Dans une société dans laquelle l’économie du partage s’est déjà implantée, la question centrale est celle de l’opposition entre partage et croissance ; quelle est la puissance de la notion de croissance dans le monde ? Quels sont ses soutiens politiques, qui s’y oppose ? Quels sont les moyens et les adversaires de la notion moderne du partage ? Une chose est sûre : l’économie du partage pose un défi à l’ordre économique établi.

Nous vivons un changement radical : les consommateurs anonymes deviennent des utilisateurs qui communiquent entre eux. Et le consommateur n’est plus passif, il alimente activement les circuits d’échange et de partage – par conviction ou pour gagner de l’argent avec ses biens inutilisés, ou bien pour les deux motifs à la fois.

Dans les médias aussi, on se demande depuis longtemps si cette nouvelle culture du partage est plutôt une bonne chose ou pas. A terme, il faudra bien s’interroger sur les conséquences sociales qu’entraînent nombre de mécanismes de l’économie du partage. Beaucoup d’acteurs de premier rang de cette économie du partage, comme AirBnB et Uber, se voient comme des agents économiques perturbateurs, des entreprises dont les innovations font voler en éclats les vieux modèles commerciaux et qui s’affranchissent des normes et règles ancestrales des divers secteurs d’activité.

Parallèlement, ces entreprises défendent une idéologie libertaire : moins il y a de règles, mieux c’est. Il faut donc d’un côté que l’Etat prenne position et élabore une réglementation de nature à favoriser les bienfaits de l’économie du partage et à en bannir les méfaits, comme le contournement du droit du travail, du droit fiscal, des règles de sécurité en l’absence de normes.

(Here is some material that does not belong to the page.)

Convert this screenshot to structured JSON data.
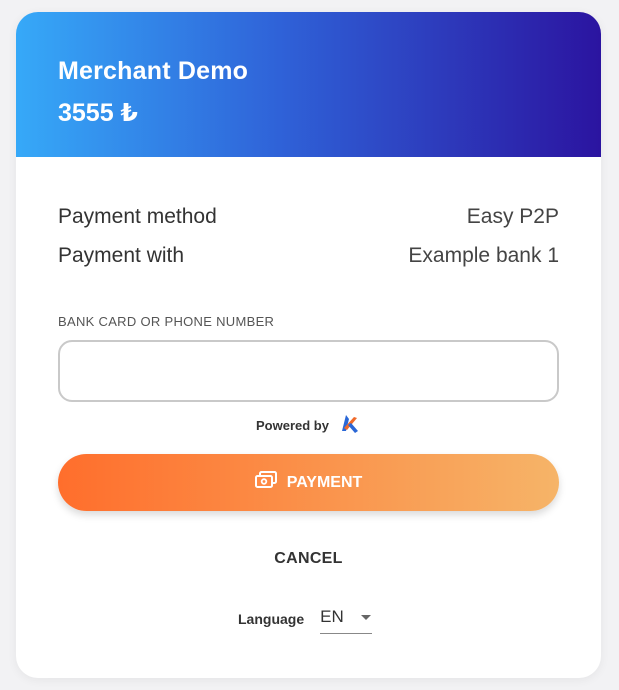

Les nouvelles plates-formes Internet vont continuer de se développer, mais elles ne doivent pas battre en brèche les règles qui fonctionnent bien et depuis longtemps dans notre société. Mais outre les gouvernements et les tribunaux, il faut aussi que le consommateur se mobilise. Au bout du compte, c’est lui qui décide à quels services Internet de l’économie du partage il accorde sa confiance, et quels sont ceux qu’il choisit d’éviter.

L’objectif doit être que chaque transaction réalisée dans cette économie du partage profite aussi localement aux régions dans lesquelles elle s’effectue, tant sur le plan du développement durable que sur le plan social, mais aussi du point de vue financier, notamment en ce qui concerne les bénéfices générés et leur imposition.